The Art of Cozy: Channeling the Danish Concept of Hygge
Posted by wiserobot on 02/26/2017
No one knows better than the Danes how to burrow in on a cold night and revel in simple pleasures – hot cocoa, friends gathered around a fire, something sweet to eat. In most places around the world, we call this any night in winter, but the Danish have elevated it to a concept called hygge (pronounced hue-gah) – an obsession with the uncomplicated basics, and the art of making cozy. We have become avid followers of this Nordic practice, with aims to perfect its every nuance! The seasons are no stranger to flower farmer and mandala maker Melissa Glorieux, who let us into her four-hundred-year-old farmhouse for some fireside hygge and chatting. It’s cold here in the northeast and less warm (than usual) everywhere else in the U.S. – so it felt fitting to unpack a delightfully American approach to this charming Scandinavian pastime.
1. Set the stage
“Our house is suited for winter with its dark ceiling beams and weathered, wide-planked flooring from the 1600’s, so hygge suits us, especially living on a farm and paying attention to the seasonality we experience in New England. I love the layering effect of hygge, and not just on people. You almost can’t have enough pillows and warm, natural accents in every room – whether you live in a modern house or an old one like ours. Cozy isn’t just about the weather; it’s a feeling. Hygge is familiar; it’s friendly – the idea that no matter what is happening out there, you’re safe and happy with family and friends in here, together. So the décor has to express that welcoming sensibility.”
2. Natural Elements
“A fireplace or woodstove is the star of the show with hygge – but whether you have one or not, flickering candles and reflective mercury glass will also do the trick. The element of fire and warmth and glow is the goal – and achievable HYGGE with tea light’s dancing flames in beautiful candle holders. Danes burn more candles per head than all of Europe! So don’t feel guilty. It would take a lot to catch up with them.”

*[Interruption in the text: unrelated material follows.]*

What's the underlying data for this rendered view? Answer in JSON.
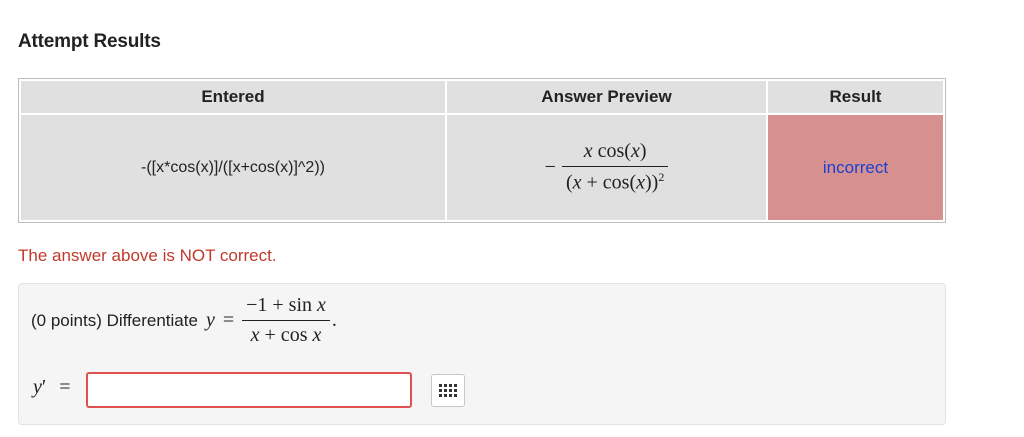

3. Relish simple pleasures
“Mindfulness is a big part of hygge – being present to how magical the simple things can be. Hygge reminds us to be mindful in appreciating the basics in life. Much like making mandalas. In many ways, they are symbiotic concepts. Staying warm, gathering in community, having something delicious to sip, the appreciation of whatever weather happens to be brewing outside – just loving it all. Even a storm is cause for celebration, because what is more hygge than cuddling up indoors while the wind whips through the trees and rattles windows? Gratitude and simplicity are essential for honest hygge. Fancy can visit another day, but this one is down to earth goodness.”
4. Earn your cozy
“An important aspect to relaxing inside is working for it! Nordic cultures love to say that ‘there is no bad weather, just improper clothing!’ and living in the northeast, I couldn’t agree more. Go for a walk, take the kids for a sled, spend a day on the slopes – hygge is so much better when you have the contrast of outdoors – and get to come inside. You’ll appreciate that mug of tea so much more after a brisk expedition!”
5. The more the…Hyggier!
“Being alone with a book, a warm blanket and a fire is pretty dreamy, and while hygge is possible when solo, the idea thrives in sharing the energies of community and friendship. One of the aspects I love about hygge is this bonding in appreciation for overlooked magic and joy in life. It truly is the more, the merrier when it comes to these nest-a-thons – especially when the group trades off bringing a card game, a potluck meal, a special hot drink or a record to play. Just invite friends – don’t’ make it fussy – reach out to the old ones, the new ones – the ones you haven’t seen in many busy months. No one can refuse an evening of storytelling by a stoked fire, Linzer torte in hand.”